As life insurers toast another quarter of strong sales, executives are also eyeing the elephant in the room: a looming Equitable-Corebridge powerhouse.
The blockbuster merger, expected to close by the end of 2026, came up during multiple calls this week with Wall Street analysts. Corebridge ($27.4 billion) and Equitable ($23.3 billion) combined for more than $50 billion in 2025 annuity sales, with Corebridge finishing third and Equitable fourth in LIMRA’s final sales rankings.
Not surprisingly, competitors stressed their own strengths and scale in the market. Ellen Cooper, president and CEO of Lincoln Financial Group, recalled the decision, made two years ago, to sell Osaic, Lincoln’s wealth management business.
“That was a business for us that we didn’t have scale,” Cooper said Thursday morning. “Scale is clearly a factor, and we have scale in our businesses. We know that we have a real competitive advantage as it relates to our distribution and proven track record of pivoting, and we’re doing that all across the platform.”
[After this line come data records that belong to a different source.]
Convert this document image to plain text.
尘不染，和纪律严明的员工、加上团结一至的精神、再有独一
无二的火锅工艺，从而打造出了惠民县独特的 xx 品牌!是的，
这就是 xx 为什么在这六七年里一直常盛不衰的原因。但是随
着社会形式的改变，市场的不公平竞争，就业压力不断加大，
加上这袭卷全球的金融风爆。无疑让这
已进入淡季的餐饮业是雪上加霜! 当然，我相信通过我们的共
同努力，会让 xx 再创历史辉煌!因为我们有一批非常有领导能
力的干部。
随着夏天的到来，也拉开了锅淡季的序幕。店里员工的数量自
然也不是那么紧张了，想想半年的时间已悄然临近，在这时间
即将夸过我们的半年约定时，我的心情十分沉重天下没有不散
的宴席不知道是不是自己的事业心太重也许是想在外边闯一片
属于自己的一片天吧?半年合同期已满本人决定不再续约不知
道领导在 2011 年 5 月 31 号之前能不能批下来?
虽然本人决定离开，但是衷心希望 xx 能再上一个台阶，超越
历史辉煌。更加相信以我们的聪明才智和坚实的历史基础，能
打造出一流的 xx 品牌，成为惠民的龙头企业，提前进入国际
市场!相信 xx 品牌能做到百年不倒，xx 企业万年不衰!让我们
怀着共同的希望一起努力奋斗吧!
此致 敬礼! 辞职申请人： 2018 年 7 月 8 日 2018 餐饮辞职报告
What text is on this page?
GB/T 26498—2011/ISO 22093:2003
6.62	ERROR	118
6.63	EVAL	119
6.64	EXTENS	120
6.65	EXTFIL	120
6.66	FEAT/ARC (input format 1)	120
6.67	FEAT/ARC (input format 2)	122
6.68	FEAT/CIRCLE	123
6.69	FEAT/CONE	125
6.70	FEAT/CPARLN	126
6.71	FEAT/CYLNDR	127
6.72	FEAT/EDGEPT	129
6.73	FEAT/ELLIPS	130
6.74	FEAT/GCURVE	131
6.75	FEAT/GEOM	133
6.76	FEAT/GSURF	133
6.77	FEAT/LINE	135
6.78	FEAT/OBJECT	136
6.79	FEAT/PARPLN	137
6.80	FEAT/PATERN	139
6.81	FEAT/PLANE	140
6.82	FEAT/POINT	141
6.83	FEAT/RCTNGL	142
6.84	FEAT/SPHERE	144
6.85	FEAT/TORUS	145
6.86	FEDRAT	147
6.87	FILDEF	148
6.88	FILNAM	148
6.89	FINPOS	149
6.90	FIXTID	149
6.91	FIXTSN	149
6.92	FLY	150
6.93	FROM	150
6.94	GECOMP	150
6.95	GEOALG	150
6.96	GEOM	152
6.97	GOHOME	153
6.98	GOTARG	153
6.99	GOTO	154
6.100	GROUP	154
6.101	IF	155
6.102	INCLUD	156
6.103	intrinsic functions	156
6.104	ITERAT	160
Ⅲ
During a Wednesday analyst call, Jackson Financial chief financial officer Don Cummings highlighted the steps the insurer has taken in recent years to strengthen and streamline the business. Jackson is “well-positioned” to compete with the new Equitable, he added.
“We already have a pretty comprehensive product suite, and we also happen to have one of the largest distribution forces in our space,” Cummings said. “Our wholesaler group has been quite effective over the last several years, and we’re expanding this year.”
‘Irrational competition’
Also on Wednesday, Apollo Global Management briefed analysts on quarterly results, with subsidiary Athene once again taking center stage after leading LIMRA’s annuity sales rankings for a third consecutive year and continuing to deliver a major share of Apollo’s earnings.
Apollo CEO Marc Rowan said the industry is seeing some “irrational competition,” or annuity competitors “putting business on the books at ridiculously low spreads.”
Annuity sellers will often enter the market by undercutting established insurers with attractive rates. Cooper said Lincoln is seeing the practice as well.
“We know that there are certain pockets of the annuity product segments where it’s a pure price competition play,” she said. “One of those examples at the moment is multi-year guaranteed annuities, and we see pockets of this. There are pockets of this on the registered index-linked annuities side as well.”
Both Rowan and Cooper said their companies are selling annuities responsibly with the bigger picture in mind.
“We are not focused on top-line growth,” Cooper said. “We are focused on balancing growth with profitability, with capital efficiency as we continue to grow here, and we’re leveraging the strength of our distribution franchise to pivot across products.”
Critics contend that private equity-backed insurers such as Athene are leaning too heavily into higher-yielding, riskier assets such as private credit — potentially exposing policyholder funds to greater risk. Rowan pushed back on that narrative once again.
“What we are doing is totally transparent; no guesswork is required,” Rowan said. “I don’t know of any other insurer or any other financial institution that puts out the kind of data that we do, whether it is liability data or granular data on our asset portfolio.”